Further to this, what economic impact assessments, if any, have been undertaken to predict the impact of this new proposed tax?
Answer
It is assumed the reference to businesses' in the question is referring to companies' and the importance of maintaining the position that the standard rate of corporate income tax in the Island is 0%.
There is no need for legal advice in the context of the proposed future taxation of larger corporate retailers. In 2011 the Code of Conduct Group was satisfied that the 0% corporate income tax rate was the standard rate as it applied to the majority of companies and the majority of profits subject to Jersey corporate income tax.

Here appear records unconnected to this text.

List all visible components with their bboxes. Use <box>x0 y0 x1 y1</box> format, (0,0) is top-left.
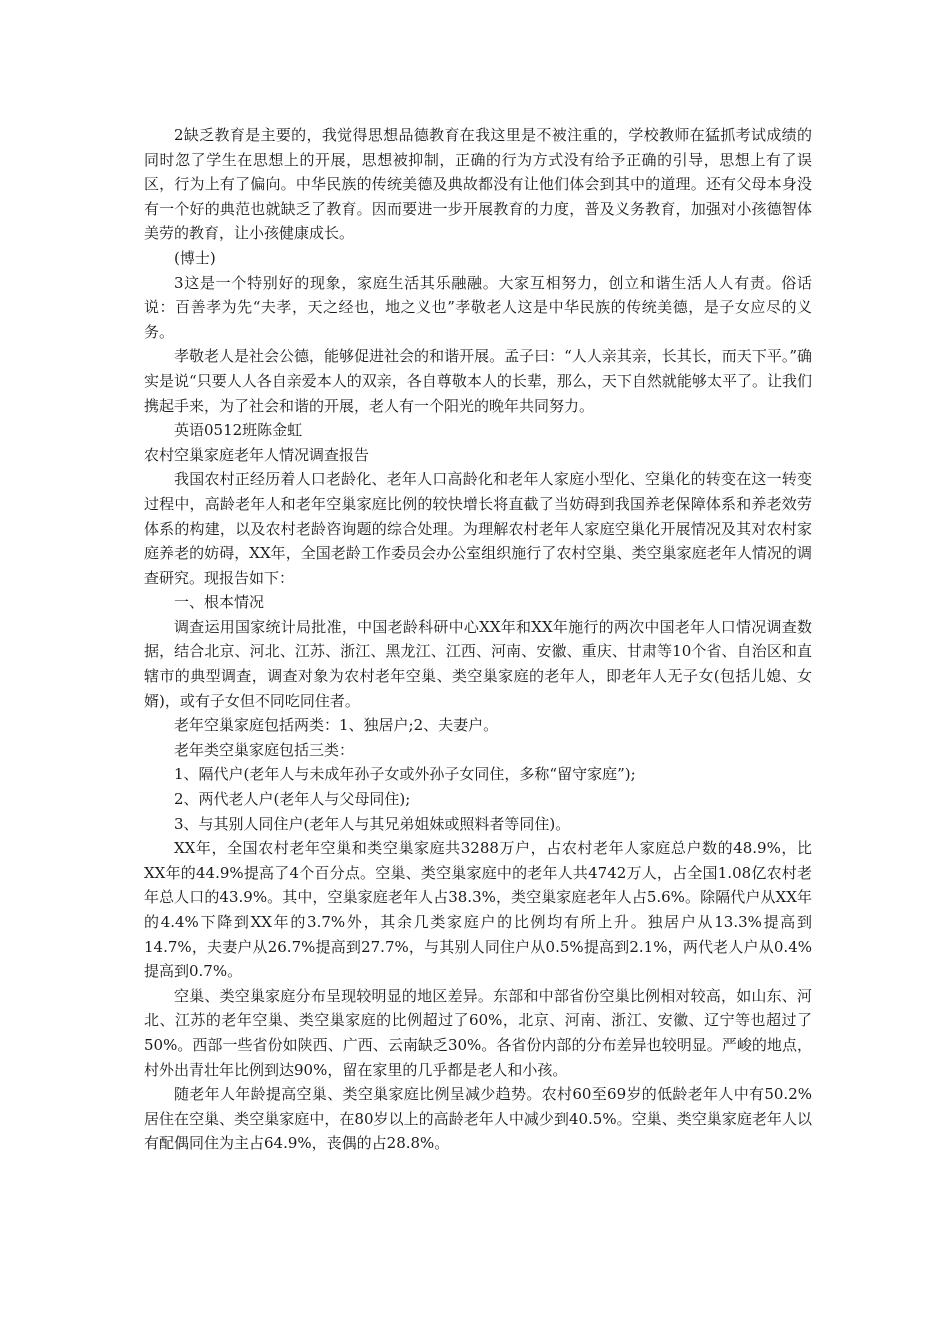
list-item-1: 1、隔代户(老年人与未成年孙子女或外孙子女同住，多称“留守家庭”); <box>174 765 636 784</box>
paragraph-age-trend: 随老年人年龄提高空巢、类空巢家庭比例呈减少趋势。农村60至69岁的低龄老年人中有50.2%居住在空巢、类空巢家庭中，在80岁以上的高龄老年人中减少到40.5%。空巢、类空巢家庭老年人以有配偶同住为主占64.9%，丧偶的占28.8%。 <box>144 1085 812 1153</box>
section-heading: 一、根本情况 <box>174 593 265 612</box>
list-item-2: 2、两代老人户(老年人与父母同住); <box>174 790 411 809</box>
paragraph-quasi-types: 老年类空巢家庭包括三类： <box>174 740 355 759</box>
paragraph-3: 3这是一个特别好的现象，家庭生活其乐融融。大家互相努力，创立和谐生活人人有责。俗话说：百善孝为先“夫孝，天之经也，地之义也”孝敬老人这是中华民族的传统美德，是子女应尽的义务。 <box>144 273 812 341</box>
list-item-3: 3、与其别人同住户(老年人与其兄弟姐妹或照料者等同住)。 <box>174 814 571 833</box>
document-body <box>144 123 812 1156</box>
paragraph-statistics: XX年，全国农村老年空巢和类空巢家庭共3288万户，占农村老年人家庭总户数的48.9%，比XX年的44.9%提高了4个百分点。空巢、类空巢家庭中的老年人共4742万人，占全国1.08亿农村老年总人口的43.9%。其中，空巢家庭老年人占38.3%，类空巢家庭老年人占5.6%。除隔代户从XX年的4.4%下降到XX年的3.7%外，其余几类家庭户的比例均有所上升。独居户从13.3%提高到14.7%，夫妻户从26.7%提高到27.7%，与其别人同住户从0.5%提高到2.1%，两代老人户从0.4%提高到0.7%。 <box>144 839 812 981</box>
paragraph-intro: 我国农村正经历着人口老龄化、老年人口高龄化和老年人家庭小型化、空巢化的转变在这一转变过程中，高龄老年人和老年空巢家庭比例的较快增长将直截了当妨碍到我国养老保障体系和养老效劳体系的构建，以及农村老龄咨询题的综合处理。为理解农村老年人家庭空巢化开展情况及其对农村家庭养老的妨碍，XX年，全国老龄工作委员会办公室组织施行了农村空巢、类空巢家庭老年人情况的调查研究。现报告如下： <box>144 470 812 587</box>
paragraph-2: (博士) <box>174 248 216 267</box>
paragraph-4: 孝敬老人是社会公德，能够促进社会的和谐开展。孟子曰：“人人亲其亲，长其长，而天下平。”确实是说“只要人人各自亲爱本人的双亲，各自尊敬本人的长辈，那么，天下自然就能够太平了。让我们携起手来，为了社会和谐的开展，老人有一个阳光的晚年共同努力。 <box>144 347 812 415</box>
paragraph-regional: 空巢、类空巢家庭分布呈现较明显的地区差异。东部和中部省份空巢比例相对较高，如山东、河北、江苏的老年空巢、类空巢家庭的比例超过了60%，北京、河南、浙江、安徽、辽宁等也超过了50%。西部一些省份如陕西、广西、云南缺乏30%。各省份内部的分布差异也较明显。严峻的地点，村外出青壮年比例到达90%，留在家里的几乎都是老人和小孩。 <box>144 986 812 1079</box>
report-title: 农村空巢家庭老年人情况调查报告 <box>144 445 370 464</box>
author-line: 英语0512班陈金虹 <box>174 421 303 440</box>
paragraph-survey: 调查运用国家统计局批准，中国老龄科研中心XX年和XX年施行的两次中国老年人口情况调查数据，结合北京、河北、江苏、浙江、黑龙江、江西、河南、安徽、重庆、甘肃等10个省、自治区和直辖市的典型调查，调查对象为农村老年空巢、类空巢家庭的老年人，即老年人无子女(包括儿媳、女婿)，或有子女但不同吃同住者。 <box>144 617 812 710</box>
paragraph-1: 2缺乏教育是主要的，我觉得思想品德教育在我这里是不被注重的，学校教师在猛抓考试成绩的同时忽了学生在思想上的开展，思想被抑制，正确的行为方式没有给予正确的引导，思想上有了误区，行为上有了偏向。中华民族的传统美德及典故都没有让他们体会到其中的道理。还有父母本身没有一个好的典范也就缺乏了教育。因而要进一步开展教育的力度，普及义务教育，加强对小孩德智体美劳的教育，让小孩健康成长。 <box>144 126 812 243</box>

The analysis of the number of companies and amount of profits subject to tax at the 0% rate vis-à-vis the 10%/20% tax rates has been refreshed in advance of the Budget proposals being lodged. The conclusion of this analysis is that the extension of the 20% rate to "larger corporate retailers" would not significantly disturb the balance of profits which are taxed at the 0% rate compared to the profits which are taxed at a positive rate of tax and also that the vast majority of companies would still be taxed at the 0% rate.
Broadly similar approaches were adopted by the Isle of Man and Guernsey when they previously introduced their equivalent retail taxes.
Economic and distributional analysis of the Budget proposals to extend corporate income tax to more companies was completed by the Economics Unit. Their report is published in Appendix 11 of the Draft Budget Statement 2018[1].